While hospitals pay agency nurses significantly higher hourly wages than those nurses they employ on a permanent basis, it’s often more profitable to cycle travel nurses and leave full-time positions unfilled due to the high cost of benefits and the desirability of being able to change staffing levels at will.
As facilities implement leaner and leaner models of staffing, many nurses have noted with suspicion that the so-called nursing “shortage” is occurring alongside a massive rise in nonpermanent agency hires. Nurses across the country have also recently observed health care facilities posting job openings they have no intention of filling.

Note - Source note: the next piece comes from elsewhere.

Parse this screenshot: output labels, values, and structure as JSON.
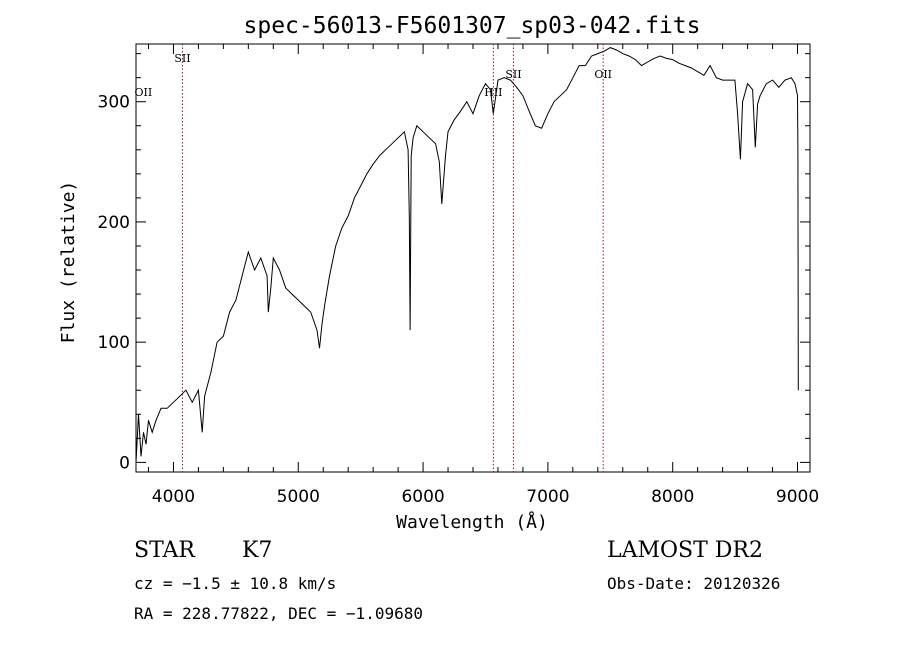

This way, the facilities can blame the shortage on workers’ refusal to work while diverting the money that would have gone toward filling these positions toward agency staff.
“Management is using the ‘shortage’ to justify contracting out (these jobs to agency staff) and increasing the registry budget but not wages and benefits,” said one nurse in California who requested anonymity.
While agency staff get paid at much higher hourly rates than traditional nurses, facilities see them as a long-term investment. “Working at a union facility,” asked Consuelo Vargas, a bedside nurse in Illinois who recently stepped back from the profession due to low morale, “how do we have a union if at least half of the nurses are nonunion agency RNs? Working at a public hospital where employees pay in to a pension fund, what happens to the pension fund when nurses are leaving and the hospital is outsourcing environmental, transporters, CNAs, and RNs, and none of these individuals pay into the fund? What happens to union hospitals?”
A nurse in New Jersey echoed this sentiment, saying that his facility’s justification of the shortage as a way to hire more agency staff is “an intentional move to weaken labor. Talk in the break room has been a mixture of ‘We don’t get treated well’ to ‘I should become an agency or traveling worker too.’”
Marty Harrison, a nurse at Temple University Hospital in Philadelphia and member of the Pennsylvania Association of School Nurses and Practitioners, also said that her employer embraced the opportunity this shortage provides. “They would be perfectly happy if all of us problematic union members quit and they got to start over with 1,500 new RNs. They would love to staff, as necessary, with 100 percent agency.”
While the nursing shortage has nuanced origins — shifting population demographics; cuts in public health funding; decades of austerity budgets at the municipal, state, and federal levels; the increasing privatization and commodification of health care; and the unprecedented stress placed on workers and our health system by COVID — its trajectory seems clear. Rather than materially address the underlying issues of this crisis, providers will instead exploit it in order to further consolidate power at the top and break the power of organized labor from below.
The shortage is a serious crisis for nurses and patients alike, and employers are choosing to make it an inevitable one.
“Destroying the notion of a unit-based, full-time job with benefits would be a worthy investment at virtually any cost in their minds,” Harrison said. “Never waste a good crisis!”
So what’s the solution? In health care, just like most industries, the improvements in working conditions, pay, benefits, and patient care that have been won over the years are the direct result of courageous workers who said enough to the perverse profiteering of hospital corporations that value the dollar more than human life.
If American health care is going to be reformed to serve patients above all else, it will be through the commitment and organization of rank-and-file workers who are unwilling to tolerate the status quo any longer.